Selon les témoignages des paysans, la production maraîchère de façon générale exige assez d’argent. Et très souvent, il faut demander un crédit dans une microfinance ou auprès d’un proche pour . Certains vendent leurs boeufs et d’autres leurs récoltes .  » Mon mari a vendu son sorgho pour pouvoir faire face aux dépenses avec l’espoir qu’au sortir du jardin, il pourrait gagner un peu d’argent pour acheter le maïs et surtout de l’engrais pour les champs mais face à la mévente nous ne savons plus quoi faire . Ce qui est sûr la disette frappe déjà à nos portes » Confie Lalle Pouniyale de Namontong. Dans des villages comme Kantindi, Dakpante, Kounkouate, les femmes nous ont laissé entendre qu’elles demandent du crédit au sein de leurs groupements d’épargne et de crédit( Gvec) afin de face à l’achat des semences, des intrants, aux dépenses liées au creusage des puits maraicher, etc.Malgré tout, à la fin de la saison maraîchère, elles se tiraient d’affaire mais la situation a commencé par se compliquer depuis bientôt ans avec la survenue du COVID-19 .  » Depuis 2020, nous enregistrons des pertes, certaines femmes n’arrivent plus à rembourser les crédits. D’autres ont même fui le foyer à cause de ça pour aller au Burkina. » explique une dame, trésorière d’un Groupement villageois d’épargne et de crédit. « En2020, certaines n’ont pas pû rembourser leurs crédits, l’année suivante, nous leur avons octroyé un nouveau crédit dans l’espoir de les aider à rembourser au moins le précédent et une partie du nouveau crédit après les ventes mais cela n’a été le cas.(….). Voilà comment elle sont demeurés dans un cycle d’endettement » a t-elle ajouté avant de conclure que cette affaire d’endettement n’est pas seulement l’apanage des femmes. « C’est la même chose sinon pire pour certains hommes qui ,au final ,prennent nuitamment le chemin de l’aventure afin d’échapper aux pressions des créanciers. » Une affirmation que reprend Moïse Kongnah, président de l’association des maraîchers de Tône4, la situation serait plus que grave selon ses propos.  » Certains pour éviter l’humiliation des agents de crédit se donnent la mort, nous avons vécu cela en 2021 à Mandouri.

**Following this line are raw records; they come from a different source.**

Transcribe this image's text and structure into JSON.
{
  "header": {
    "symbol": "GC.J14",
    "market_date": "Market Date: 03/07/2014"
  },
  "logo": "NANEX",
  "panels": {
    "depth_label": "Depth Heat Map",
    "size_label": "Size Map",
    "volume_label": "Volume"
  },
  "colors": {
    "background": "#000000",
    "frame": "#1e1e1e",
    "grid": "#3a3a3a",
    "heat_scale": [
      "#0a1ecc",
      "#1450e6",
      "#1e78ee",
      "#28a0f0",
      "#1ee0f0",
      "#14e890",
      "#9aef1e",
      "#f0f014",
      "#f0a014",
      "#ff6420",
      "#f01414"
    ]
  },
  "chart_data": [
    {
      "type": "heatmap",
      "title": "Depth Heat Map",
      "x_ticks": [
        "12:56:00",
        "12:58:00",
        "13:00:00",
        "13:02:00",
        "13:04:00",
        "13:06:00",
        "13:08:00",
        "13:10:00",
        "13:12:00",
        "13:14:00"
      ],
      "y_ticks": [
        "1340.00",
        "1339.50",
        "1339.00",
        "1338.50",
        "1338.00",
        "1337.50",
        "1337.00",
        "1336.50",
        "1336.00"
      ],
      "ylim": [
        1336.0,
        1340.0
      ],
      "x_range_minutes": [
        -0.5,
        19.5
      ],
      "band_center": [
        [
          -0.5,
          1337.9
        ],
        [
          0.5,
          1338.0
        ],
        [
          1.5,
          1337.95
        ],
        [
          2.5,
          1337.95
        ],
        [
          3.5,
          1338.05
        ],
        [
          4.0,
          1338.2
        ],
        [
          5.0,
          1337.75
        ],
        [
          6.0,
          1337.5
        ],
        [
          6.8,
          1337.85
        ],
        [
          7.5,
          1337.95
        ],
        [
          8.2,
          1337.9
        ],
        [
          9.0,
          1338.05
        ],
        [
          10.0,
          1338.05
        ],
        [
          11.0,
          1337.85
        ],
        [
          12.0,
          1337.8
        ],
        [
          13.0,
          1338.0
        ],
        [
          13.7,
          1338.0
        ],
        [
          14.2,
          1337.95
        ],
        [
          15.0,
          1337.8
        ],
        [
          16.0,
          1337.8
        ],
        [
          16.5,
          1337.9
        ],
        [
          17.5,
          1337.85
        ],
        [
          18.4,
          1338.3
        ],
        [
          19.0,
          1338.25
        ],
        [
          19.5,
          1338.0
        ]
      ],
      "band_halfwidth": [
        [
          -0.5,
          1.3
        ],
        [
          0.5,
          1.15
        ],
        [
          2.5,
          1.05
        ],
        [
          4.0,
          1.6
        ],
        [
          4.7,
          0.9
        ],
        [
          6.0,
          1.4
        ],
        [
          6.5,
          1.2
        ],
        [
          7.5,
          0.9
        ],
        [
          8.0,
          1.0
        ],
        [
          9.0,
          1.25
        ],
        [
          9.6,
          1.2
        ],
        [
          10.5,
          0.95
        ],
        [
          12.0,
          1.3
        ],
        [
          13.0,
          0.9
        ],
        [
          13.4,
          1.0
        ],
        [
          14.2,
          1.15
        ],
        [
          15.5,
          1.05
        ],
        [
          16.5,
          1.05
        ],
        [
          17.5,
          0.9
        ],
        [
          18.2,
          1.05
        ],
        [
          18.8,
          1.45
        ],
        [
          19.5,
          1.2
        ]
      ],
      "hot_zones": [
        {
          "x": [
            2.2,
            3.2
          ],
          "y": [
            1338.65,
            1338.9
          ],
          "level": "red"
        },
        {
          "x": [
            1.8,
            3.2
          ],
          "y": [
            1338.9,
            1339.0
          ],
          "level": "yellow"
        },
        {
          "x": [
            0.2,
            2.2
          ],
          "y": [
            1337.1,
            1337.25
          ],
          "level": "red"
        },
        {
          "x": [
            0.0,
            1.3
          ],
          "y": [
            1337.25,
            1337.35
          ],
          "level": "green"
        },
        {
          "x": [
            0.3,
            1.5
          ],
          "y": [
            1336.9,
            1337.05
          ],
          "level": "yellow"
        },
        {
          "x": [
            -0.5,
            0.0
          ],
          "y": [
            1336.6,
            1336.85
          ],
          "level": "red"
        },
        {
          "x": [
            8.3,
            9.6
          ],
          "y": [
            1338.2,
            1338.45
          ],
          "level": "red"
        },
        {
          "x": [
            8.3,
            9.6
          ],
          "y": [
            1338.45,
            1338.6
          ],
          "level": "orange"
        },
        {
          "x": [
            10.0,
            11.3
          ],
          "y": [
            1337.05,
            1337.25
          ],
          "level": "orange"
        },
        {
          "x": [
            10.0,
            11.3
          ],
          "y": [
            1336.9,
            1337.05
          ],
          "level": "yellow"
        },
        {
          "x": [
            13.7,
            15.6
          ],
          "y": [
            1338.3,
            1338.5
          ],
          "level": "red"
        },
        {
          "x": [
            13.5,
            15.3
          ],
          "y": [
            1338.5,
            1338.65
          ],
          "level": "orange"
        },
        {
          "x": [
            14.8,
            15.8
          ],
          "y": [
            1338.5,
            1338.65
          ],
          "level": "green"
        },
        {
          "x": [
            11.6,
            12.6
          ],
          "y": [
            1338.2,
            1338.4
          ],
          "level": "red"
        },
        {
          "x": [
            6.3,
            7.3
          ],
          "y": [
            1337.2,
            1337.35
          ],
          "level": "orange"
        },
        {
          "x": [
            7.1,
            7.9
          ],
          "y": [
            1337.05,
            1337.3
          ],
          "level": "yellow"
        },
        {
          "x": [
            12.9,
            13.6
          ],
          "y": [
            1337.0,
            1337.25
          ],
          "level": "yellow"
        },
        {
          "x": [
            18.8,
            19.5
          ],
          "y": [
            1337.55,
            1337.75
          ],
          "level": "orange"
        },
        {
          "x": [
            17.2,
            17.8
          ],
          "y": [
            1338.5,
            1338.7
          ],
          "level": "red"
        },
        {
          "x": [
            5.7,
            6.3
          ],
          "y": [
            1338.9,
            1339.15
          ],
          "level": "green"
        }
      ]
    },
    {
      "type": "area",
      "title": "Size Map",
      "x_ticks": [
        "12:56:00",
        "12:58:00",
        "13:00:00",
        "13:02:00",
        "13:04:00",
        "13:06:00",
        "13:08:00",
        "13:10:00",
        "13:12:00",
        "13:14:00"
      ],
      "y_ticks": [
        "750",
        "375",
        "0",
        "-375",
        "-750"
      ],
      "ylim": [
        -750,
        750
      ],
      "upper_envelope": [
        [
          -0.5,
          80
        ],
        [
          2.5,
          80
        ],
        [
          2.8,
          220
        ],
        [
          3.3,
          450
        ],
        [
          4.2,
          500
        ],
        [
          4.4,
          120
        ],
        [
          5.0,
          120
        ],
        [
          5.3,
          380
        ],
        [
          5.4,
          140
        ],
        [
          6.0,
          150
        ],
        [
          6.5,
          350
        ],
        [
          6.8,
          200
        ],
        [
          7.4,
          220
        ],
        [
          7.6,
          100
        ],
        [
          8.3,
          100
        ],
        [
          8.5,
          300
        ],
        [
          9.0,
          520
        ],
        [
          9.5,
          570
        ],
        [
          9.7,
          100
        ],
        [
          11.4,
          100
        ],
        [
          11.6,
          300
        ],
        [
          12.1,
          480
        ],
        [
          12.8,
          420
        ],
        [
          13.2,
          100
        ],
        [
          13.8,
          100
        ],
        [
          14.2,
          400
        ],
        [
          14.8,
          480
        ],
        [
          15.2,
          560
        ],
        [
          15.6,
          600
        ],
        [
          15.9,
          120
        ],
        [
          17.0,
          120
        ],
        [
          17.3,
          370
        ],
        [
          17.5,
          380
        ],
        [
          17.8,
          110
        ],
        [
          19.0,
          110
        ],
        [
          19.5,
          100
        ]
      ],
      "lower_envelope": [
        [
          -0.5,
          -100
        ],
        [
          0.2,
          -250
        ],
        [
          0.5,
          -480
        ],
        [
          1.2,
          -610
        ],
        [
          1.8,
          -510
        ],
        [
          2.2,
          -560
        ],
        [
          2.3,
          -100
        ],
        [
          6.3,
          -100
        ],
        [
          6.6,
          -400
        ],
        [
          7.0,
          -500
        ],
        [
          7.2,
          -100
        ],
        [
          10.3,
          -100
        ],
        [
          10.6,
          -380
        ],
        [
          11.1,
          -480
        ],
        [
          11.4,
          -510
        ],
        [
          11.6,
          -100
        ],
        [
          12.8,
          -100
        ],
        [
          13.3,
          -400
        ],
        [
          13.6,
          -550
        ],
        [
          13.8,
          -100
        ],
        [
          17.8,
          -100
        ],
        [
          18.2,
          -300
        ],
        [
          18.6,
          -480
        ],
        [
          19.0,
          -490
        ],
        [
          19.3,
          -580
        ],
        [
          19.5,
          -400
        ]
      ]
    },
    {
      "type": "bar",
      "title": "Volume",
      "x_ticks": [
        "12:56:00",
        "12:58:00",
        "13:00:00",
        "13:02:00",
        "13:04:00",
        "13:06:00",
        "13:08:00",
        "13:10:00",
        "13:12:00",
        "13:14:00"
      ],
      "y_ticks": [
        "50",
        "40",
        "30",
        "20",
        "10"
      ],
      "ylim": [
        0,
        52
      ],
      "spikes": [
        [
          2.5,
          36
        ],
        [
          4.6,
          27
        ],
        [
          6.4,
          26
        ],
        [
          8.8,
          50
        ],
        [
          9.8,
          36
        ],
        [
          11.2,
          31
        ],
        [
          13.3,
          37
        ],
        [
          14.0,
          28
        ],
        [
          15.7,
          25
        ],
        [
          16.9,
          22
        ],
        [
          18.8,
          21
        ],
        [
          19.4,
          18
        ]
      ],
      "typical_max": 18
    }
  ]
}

Des productrices perplexes

Leurre ou lueure?

Face au problème de mévente qui se pose avec accuité, les producteurs fondent tout leurs espoirs sur une unité de transformation en cours d’installation à Bagname-Sanfatoute, village situé à environ 10 km de Korbongou, chef lieu de la commune de Tône 4. Presqu’ achevé, l’usine de transformation de tomate « Foyem transformation » apparait comme une solution pour les maraîchers mais certains d’entre eux restent sceptiques.  » L’initiative est à féliciter mais nous voulons voir pour croire. Dans les année 2015, une initiative pareille avait été prise par l’ONG Rafia en collaboration avec la fondacion Milano d’Italie à travers le projet Jeunes filles pour l’Agro mais cela n’a rien donné.  » Explique Toyabe Yarbondja, maraîcher à Waluag.

L’unité de transformation de Bagname -Sanfatoute

En attendant la mise en marche de » Foyem transformation », les tomates continuent de pourrir dans les champs et les producteurs entre angoisse et désespoir se demandent ce qu’ils ont fait au ciel pour mériter ce funeste sort.